Cross posted from Iraq Insider
I just finished reading six famous lectures George Kennan delivered at the University of Chicago in 1951. The lectures were published as American Diplomacy, 1900-1950.
In the peroration of his sixth and final lecture, Kennan stopped to consider the nature of military victory in the modern world. Kennan writes:
It was asserted not long ago by a prominent American [Gen. Douglas MacArthur] that “war’s very object is victory” and that “in war there can be no substitute for victory.” Perhaps the confusion here lies is what is meant by the term “victory.” Perhaps the term is actually misplaced. Perhaps there can be such a thing as “victory” in a battle, whereas in war there can only be the achievement or nonachievement of your objectives. In the old days, wartime objectives were generally limited and practical ones, and it was common to measure the success of your military operations by the extent to which they brought you closer to your objectives.
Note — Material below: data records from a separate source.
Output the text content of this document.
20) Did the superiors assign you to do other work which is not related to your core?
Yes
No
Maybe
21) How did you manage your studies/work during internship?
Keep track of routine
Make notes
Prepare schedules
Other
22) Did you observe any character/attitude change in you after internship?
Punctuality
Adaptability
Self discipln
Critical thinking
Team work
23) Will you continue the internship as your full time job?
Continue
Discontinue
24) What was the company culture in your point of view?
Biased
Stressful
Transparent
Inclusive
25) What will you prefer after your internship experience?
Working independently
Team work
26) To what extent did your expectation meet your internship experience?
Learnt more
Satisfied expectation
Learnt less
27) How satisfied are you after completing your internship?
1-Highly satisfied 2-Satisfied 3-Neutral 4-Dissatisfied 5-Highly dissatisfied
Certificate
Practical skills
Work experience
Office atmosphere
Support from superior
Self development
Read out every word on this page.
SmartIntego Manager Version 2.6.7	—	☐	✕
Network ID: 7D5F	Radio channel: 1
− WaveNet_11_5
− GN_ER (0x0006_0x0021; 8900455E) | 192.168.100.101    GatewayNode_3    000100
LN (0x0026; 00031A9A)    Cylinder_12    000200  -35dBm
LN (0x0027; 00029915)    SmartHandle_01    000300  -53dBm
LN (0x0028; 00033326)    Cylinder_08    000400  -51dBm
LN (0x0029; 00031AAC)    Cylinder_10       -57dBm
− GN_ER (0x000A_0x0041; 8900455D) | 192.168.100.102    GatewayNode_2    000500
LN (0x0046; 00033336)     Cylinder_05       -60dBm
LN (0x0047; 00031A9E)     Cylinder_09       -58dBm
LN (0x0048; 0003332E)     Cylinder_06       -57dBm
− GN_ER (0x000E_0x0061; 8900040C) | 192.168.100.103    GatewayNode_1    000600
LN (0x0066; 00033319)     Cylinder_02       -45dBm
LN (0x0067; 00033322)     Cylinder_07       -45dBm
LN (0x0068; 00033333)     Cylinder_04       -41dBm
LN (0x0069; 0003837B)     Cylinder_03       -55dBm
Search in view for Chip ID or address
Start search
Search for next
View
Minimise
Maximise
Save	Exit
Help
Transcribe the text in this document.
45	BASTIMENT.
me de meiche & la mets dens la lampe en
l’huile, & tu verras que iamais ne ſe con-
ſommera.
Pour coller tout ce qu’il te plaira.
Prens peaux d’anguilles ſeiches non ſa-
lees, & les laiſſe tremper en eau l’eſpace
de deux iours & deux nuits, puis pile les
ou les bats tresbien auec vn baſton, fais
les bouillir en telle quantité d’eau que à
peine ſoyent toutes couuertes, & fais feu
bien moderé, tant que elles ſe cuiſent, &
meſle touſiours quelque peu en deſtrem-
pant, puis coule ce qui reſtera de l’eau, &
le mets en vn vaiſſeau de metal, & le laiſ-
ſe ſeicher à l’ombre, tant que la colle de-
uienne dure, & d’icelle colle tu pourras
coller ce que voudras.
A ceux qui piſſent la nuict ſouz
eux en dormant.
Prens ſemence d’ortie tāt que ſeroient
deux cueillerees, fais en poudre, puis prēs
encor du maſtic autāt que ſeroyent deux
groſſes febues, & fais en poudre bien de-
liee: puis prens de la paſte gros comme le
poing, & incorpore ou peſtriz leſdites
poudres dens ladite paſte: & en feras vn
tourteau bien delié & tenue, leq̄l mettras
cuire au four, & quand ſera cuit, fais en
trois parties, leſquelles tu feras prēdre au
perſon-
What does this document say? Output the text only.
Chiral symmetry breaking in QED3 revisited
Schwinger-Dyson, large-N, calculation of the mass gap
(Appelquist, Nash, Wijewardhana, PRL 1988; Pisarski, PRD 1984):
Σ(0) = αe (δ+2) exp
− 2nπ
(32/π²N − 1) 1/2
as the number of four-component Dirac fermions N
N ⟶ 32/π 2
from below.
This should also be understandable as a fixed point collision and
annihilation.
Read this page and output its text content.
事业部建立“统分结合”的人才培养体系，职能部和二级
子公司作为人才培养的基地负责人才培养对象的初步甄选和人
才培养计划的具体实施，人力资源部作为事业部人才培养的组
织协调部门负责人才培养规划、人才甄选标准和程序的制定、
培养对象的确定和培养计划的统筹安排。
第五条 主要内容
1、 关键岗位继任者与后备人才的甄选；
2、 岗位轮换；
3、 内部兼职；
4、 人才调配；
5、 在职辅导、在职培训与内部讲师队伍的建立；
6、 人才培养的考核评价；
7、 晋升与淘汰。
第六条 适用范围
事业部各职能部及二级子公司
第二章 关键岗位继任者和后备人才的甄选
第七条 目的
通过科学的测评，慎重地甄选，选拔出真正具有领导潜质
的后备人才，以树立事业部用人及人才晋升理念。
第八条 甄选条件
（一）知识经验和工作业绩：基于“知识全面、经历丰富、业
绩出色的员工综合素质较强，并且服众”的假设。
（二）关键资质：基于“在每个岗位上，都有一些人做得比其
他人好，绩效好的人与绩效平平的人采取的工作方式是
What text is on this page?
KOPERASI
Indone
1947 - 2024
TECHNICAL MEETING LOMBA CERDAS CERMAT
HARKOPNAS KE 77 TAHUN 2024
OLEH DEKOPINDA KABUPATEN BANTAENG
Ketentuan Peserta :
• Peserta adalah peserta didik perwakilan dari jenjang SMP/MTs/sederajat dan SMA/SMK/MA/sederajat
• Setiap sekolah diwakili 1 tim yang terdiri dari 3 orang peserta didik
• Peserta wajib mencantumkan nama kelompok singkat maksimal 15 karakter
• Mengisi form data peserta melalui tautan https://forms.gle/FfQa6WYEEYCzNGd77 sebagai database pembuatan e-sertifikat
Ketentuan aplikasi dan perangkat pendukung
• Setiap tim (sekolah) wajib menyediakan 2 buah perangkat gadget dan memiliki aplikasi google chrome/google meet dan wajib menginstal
But where your objectives are moral and ideological ones and run to changing the attitudes and the traditions of an entire people or the personality of a regime, then victory is probably something not to be achieved entirely by military means or indeed in any short space of time at all; and perhaps that is the source of our confusion.
Sheds some light on the flaws of the Bush administration’s mission in Iraq, no?
Contrast Kennan’s measured, realistic view with that espoused by John McCain this past Sunday:
Because of the sacrifices and perseverance of all the troops — active-duty, Guard, and Reserve — victory in Iraq is finally in sight…Even in retrospect, [Obama] would choose the path of retreat and failure for America over the path of success and victory…In short, both candidates in this election pledge to end this war and bring our troops home. The great difference is that I intend to win it first.
When McCain tried to pass off this type of blather as fit for the op-ed pages of the New York Times, the Times editor told his campaign to try again. McCain needed, in a revised draft, to “articulate, in concrete terms, how Senator McCain defines victory in Iraq [and] lay out a clear plan for achieving victory,” wrote Times editor David Shipley.
In the foreign policy debate this Friday, I hope McCain will explain what he means by “victory” in Iraq. Does he see victory in Iraq, as I suspect, in “moral and ideological” terms, much to the chagrin of thinkers like Kennan?